'Making Modern Selves' Syllabus

By Os Keyes

As has become pretty routine through my PhD, I spent this Spring Quarter teaching in the Honors Programme at Seattle University. It was fun, despite the pandemic, although I’m very excited for my next class (which will be in person, for the first time…ever!) Below, though, are my notes on and syllabus for the class - both because it seems it might be of general interest, and because anecdotally I know being able to point to one’s presence on syllabi can be important for things like tenure.

Precis

Who are you? In this course we focus on sociological approaches to the question of how we know and make sense of ourselves. Self and society are intertwined - mutually co-created - which means that our self-making processes both reflect and reinforce social patterns, especially patterns of difference and discrimination. The interplay of self and society turn on several paradoxes: that we come to understand ourselves as unique through shared labels, and that such labels and social forms – by demarcating who we are – identify who we are not, and who is not us, setting up not only community but exclusion.

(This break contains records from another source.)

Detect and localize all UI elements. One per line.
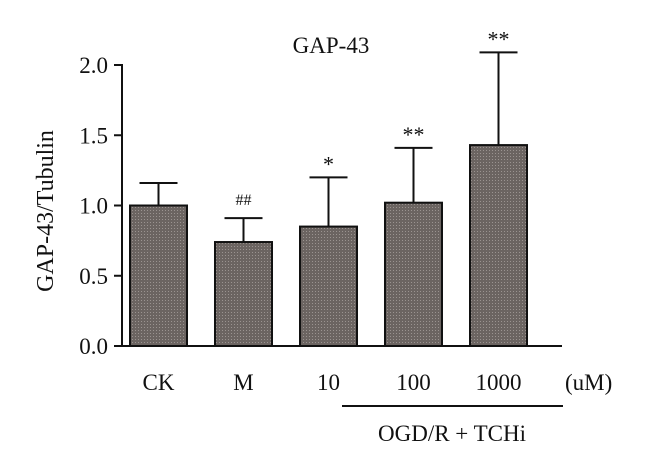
significance-marker: * (323, 151, 334, 176)
error-bars-group (139, 51, 518, 243)
bar (469, 144, 528, 347)
bar (384, 201, 443, 347)
y-axis: 0.0 0.5 1.0 1.5 2.0 (79, 53, 123, 359)
bar (129, 204, 188, 347)
significance-marker: ** (488, 26, 510, 51)
y-tick-label: 1.5 (79, 123, 108, 148)
x-axis: CK M 10 100 1000 (122, 345, 562, 395)
y-tick-label: 0.5 (79, 264, 108, 289)
significance-markers: ##***** (236, 26, 510, 209)
significance-marker: ## (236, 192, 252, 209)
y-tick-label: 1.0 (79, 194, 108, 219)
y-tick-label: 2.0 (79, 53, 108, 78)
chart-title: GAP-43 (293, 33, 370, 58)
x-tick-label: 100 (396, 370, 431, 395)
unit-label: (uM) (565, 370, 612, 395)
bar (214, 241, 273, 347)
x-tick-label: 1000 (476, 370, 522, 395)
significance-marker: ** (403, 122, 425, 147)
y-axis-label: GAP-43/Tubulin (33, 130, 59, 292)
x-tick-label: 10 (317, 370, 340, 395)
y-tick-label: 0.0 (79, 334, 108, 359)
bar (299, 225, 358, 347)
group-label: OGD/R + TCHi (378, 421, 526, 446)
x-tick-label: M (233, 370, 253, 395)
x-tick-label: CK (143, 370, 175, 395)
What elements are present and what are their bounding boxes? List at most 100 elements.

Our stories of who we are both give our lives meaning and isolate those cut from the script.

In this course we will explore both the long history of theories about selfhood, identity and meaning, and how experiences of identity (and theories around it) have shifted from modernity to postmodernity. Doing this allows us to examine ways out of, or through, these paradoxes – forms of resistance, ethics of uncertainty, and a politics of ambiguous hope through which we might build better, more wondrous, and more plural futures.

Introduction

  • Chapter 1, “Identity as a Question” of Lawler, Steph. Identity: sociological perspectives. John Wiley & Sons, 2015.

  • Chapter 1 of Scott, Suzie. “Negotiating Identity: Symbolic Interactionist Approaches to Social identity”.

Social selves

  • West, Candace, and Don H. Zimmerman. “Doing gender.” Gender & Society (1987): 125-151.

  • Pyke, Karen D., and Denise L. Johnson. “Asian American Women And Racialized Femininities: “Doing” Gender across Cultural Worlds.” Gender & Society 1 (2003): 33-53.

Scaling beyond interaction

  • Chapters 1 and 6 of Bowker, Geoffrey C., and Susan Leigh Star. Sorting things out: Classification and its consequences. MIT press, 2000.
  • Cromer, Risa. “Making the ethnic embryo: enacting race in US embryo adoption.” Medical anthropology 7 (2019): 603-619.
  • Kessler, Suzanne J. “The medical construction of gender: Case management of intersexed infants.” Signs: Journal of Women in Culture and Society 1 (1990): 3-26.

Critical perspectives on identity

  • Foucault, Michel. The history of sexuality: An introduction. Vintage, 1990. I’m just going to apologise in advance.
  • Sparti, Davide. “Making up People: On Some Looping Effects of the Human Kind-Institutional Reflexivity or Social Control?.” European Journal of Social Theory 3 (2001): 331-349.
  • Spade, Dean. “Resisting Medicine/Remodeling Gender” Berkeley Women’s Law Journal
  • Epstein, Steven. “Gay politics, ethnic identity: The limits of social constructionism.” Social perspectives in lesbian and gay studies: A reader (1998): 134-159.

Narrative power

  • Hayward, Clarissa Rile, How Americans Make Race
  • Hilde Lindemann Nelson. Damaged identities, narrative repair. Cornell University Press, 2001.
  • McKinnon, Rachel. “Epistemic injustice.” Philosophy Compass 8 (2016): 437-446.
  • Kidd, Ian James, and Havi Carel. “Epistemic injustice and illness.” Journal of applied philosophy 2 (2017): 172-190.

Examining narratives/examining identities

  • Haimson, Oliver L. “Challenging “getting better” social media narratives with intersectional transgender lived experiences.” Social Media + Society 1 (2020): 2056305120905365.
  • Doharty, Nadena, Manuel Madriaga, and Remi Joseph-Salisbury. “The university went to ‘decolonise’and all they brought back was lousy diversity double-speak! Critical race counter-stories from faculty of colour in ‘decolonial’times.” Educational Philosophy and Theory 3 (2021): 233-244.
  • Keyes, Os. “Automating autism: Disability, discourse, and Artificial Intelligence.” The Journal of Sociotechnical Critique 1 (2020): 8.
  • Bivens, Rena, and Anna Shah Hoque. “Programming sex, gender, and sexuality: Infrastructural failures in the “feminist” dating app Bumble.” Canadian Journal of Communication 3 (2018): 441-459.